> >

Media Sosial Dapat Sebabkan Penipu Merasa Lebih Aman Melancarkan Aksinya

Sapa indonesia | 15 Januari 2022, 11:25 WIB
Enda Nasution berpendapat media sosial dapat menyebabkan penipu merasa sedikit lebih aman dalam melaksanakan aksinya karena tidak bertemu langsung dengan korbannya. (Sumber: Tangkapan layar Kompas TV)

JAKARTA, KOMPAS.TV – Media sosial (medsos) dapat menyebabkan penipu merasa sedikit lebih aman dalam melaksanakan aksinya karena tidak bertemu langsung dengan korbannya.

Pengamat media sosial,  Enda Nasution, menjelaskan media sosial adalah sebuah media yang fungsi kebutuhan masyarakatnya adalah bertukar informasi.

Namun, media sosial juga kerap digunakan sebagai media bagi penipu untuk mencari korbannya.

Setidaknya ada tiga penyebab yang membuat media sosial kerap dijadikan media mencari korban.

Pertama, media sosial sebagai tempat bertukar informasi.

Baca Juga: Pamer Sibuk Kerja di Media Sosial, Benarkah Jadi Keren? Atau Hanya Jebakan Hustle Culture?

Kedua, adalah sebenarnya ada semaacam rasa keamanan dari para penipu karena mereka tidak bertemu secara langsung dengan audiencenya,” kata Enda saat menjadi narasumber dalam Sapa Indonesia Akhir Pekan Kompas TV, Sabtu (15/1/2022) pagi. 

“Artinya, informasi maupun risiko yang diterima oleh pelaku ini sedikit terlindungi karena kita tidak pernah berinteraksi fisik secara langsung,” lanjut Enda.

Penyebab ketiga, sebagai tempat pertukaran informasi, masyarakat sering kali teriming-imingi oleh orang lain di media sosial, yang seolah-olah sudah mendapatkan keuntungan.

Sehingga mereka terpancing untuk ingin tahu.

“Kok bisa ya mendapat penghasilan sebegitu besarnya dari mana. Sisi lain juga kita sama-sama tahu banyak orang pamer kekayaan di media sosial dan kita enggak tahu ini kekayaannya berasal dari mana.”

Hal ini, lanjut Enda, secara psikologis membuat orang berfikir bahwa jangan-jangan ada sesuatu yang dia belum tahu yang orang lain sudah melakukan dan mendapatkan hasilnya.

Maraknya korban penipuan dari media sosial, lanjut Enda, juga dipengaruhi oleh rendahnya literasi media sosial atau literasi digital masyarakat.

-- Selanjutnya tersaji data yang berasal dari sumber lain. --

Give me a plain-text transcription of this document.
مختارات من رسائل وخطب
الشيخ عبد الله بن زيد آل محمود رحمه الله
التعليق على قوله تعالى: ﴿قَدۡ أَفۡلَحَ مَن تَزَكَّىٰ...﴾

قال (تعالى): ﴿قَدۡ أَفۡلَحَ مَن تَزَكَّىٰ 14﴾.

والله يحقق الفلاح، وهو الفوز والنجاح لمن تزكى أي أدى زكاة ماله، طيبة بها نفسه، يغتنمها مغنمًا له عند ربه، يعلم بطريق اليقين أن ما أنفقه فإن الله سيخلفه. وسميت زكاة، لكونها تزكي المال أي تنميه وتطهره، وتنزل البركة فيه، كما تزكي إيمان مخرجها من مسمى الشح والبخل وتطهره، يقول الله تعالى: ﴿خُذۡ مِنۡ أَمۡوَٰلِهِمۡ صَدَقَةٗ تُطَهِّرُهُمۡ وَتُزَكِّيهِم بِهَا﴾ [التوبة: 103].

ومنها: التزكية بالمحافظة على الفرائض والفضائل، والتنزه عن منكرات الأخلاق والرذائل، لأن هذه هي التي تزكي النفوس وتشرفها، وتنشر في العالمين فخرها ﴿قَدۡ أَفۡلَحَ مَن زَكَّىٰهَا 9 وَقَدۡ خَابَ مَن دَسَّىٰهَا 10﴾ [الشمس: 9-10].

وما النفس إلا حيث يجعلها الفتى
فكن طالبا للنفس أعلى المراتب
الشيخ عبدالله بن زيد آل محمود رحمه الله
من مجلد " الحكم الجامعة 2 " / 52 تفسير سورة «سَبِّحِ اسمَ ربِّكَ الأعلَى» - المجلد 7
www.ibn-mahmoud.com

Baca Juga: Waspadai 3 Kemungkinan Investasi Bodong Menurut OJK, Termasuk Penawaran Keuntungan yang Fix

Untuk mencegah dan meminimalisir hal semacam itu di media sosial, sejak tahun 2017 Enda dan beberapa rekannya telah melakukan kegiatan yang dinamai Gerakan Bijak Sosial Media.

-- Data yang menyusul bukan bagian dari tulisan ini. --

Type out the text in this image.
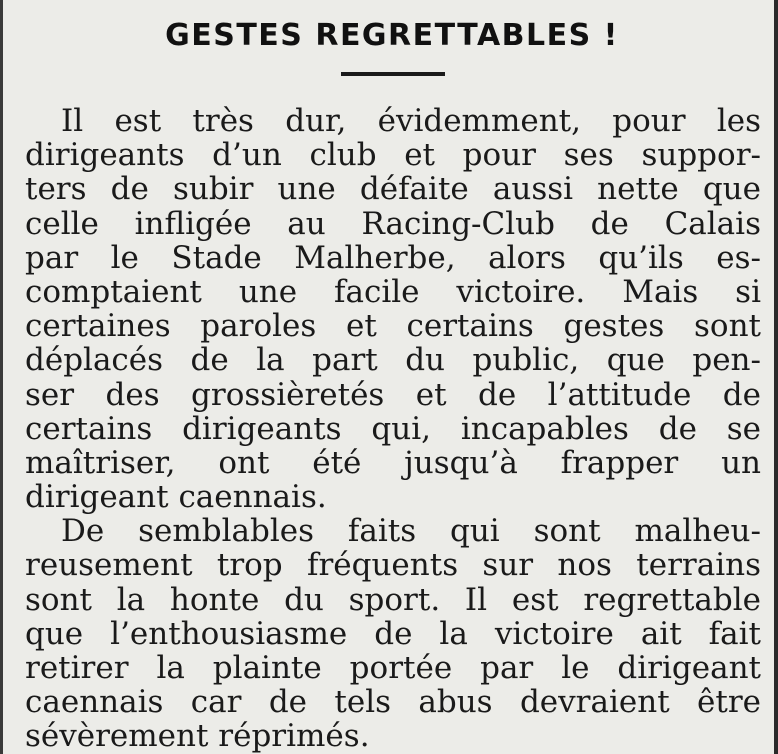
GESTES REGRETTABLES !
Il est très dur, évidemment, pour les
dirigeants d’un club et pour ses suppor-
ters de subir une défaite aussi nette que
celle infligée au Racing-Club de Calais
par le Stade Malherbe, alors qu’ils es-
comptaient une facile victoire. Mais si
certaines paroles et certains gestes sont
déplacés de la part du public, que pen-
ser des grossièretés et de l’attitude de
certains dirigeants qui, incapables de se
maîtriser, ont été jusqu’à frapper un
dirigeant caennais.
De semblables faits qui sont malheu-
reusement trop fréquents sur nos terrains
sont la honte du sport. Il est regrettable
que l’enthousiasme de la victoire ait fait
retirer la plainte portée par le dirigeant
caennais car de tels abus devraient être
sévèrement réprimés.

“Saya dan teman-teman juga ada kegiatan bernama Gerakan Bijak Sosial Media, salah satunya memang membahas investasi, tapi juga seperti kemarin pandemi banyak juga informasi hoaks tentang kesehatan, misalnya. Kemudian secara sosial politik.”

“Kadang-kadang sesuatu informasi yang kita dapat dari sumber yang terpercaya pun ternyata bisa berubah,” lanjutnya.

Jadi, menurutnya memang tidak ada lagi kepastian informasi yang bisa kita percaya, dan kita harus terus meng-update informasi terbaru.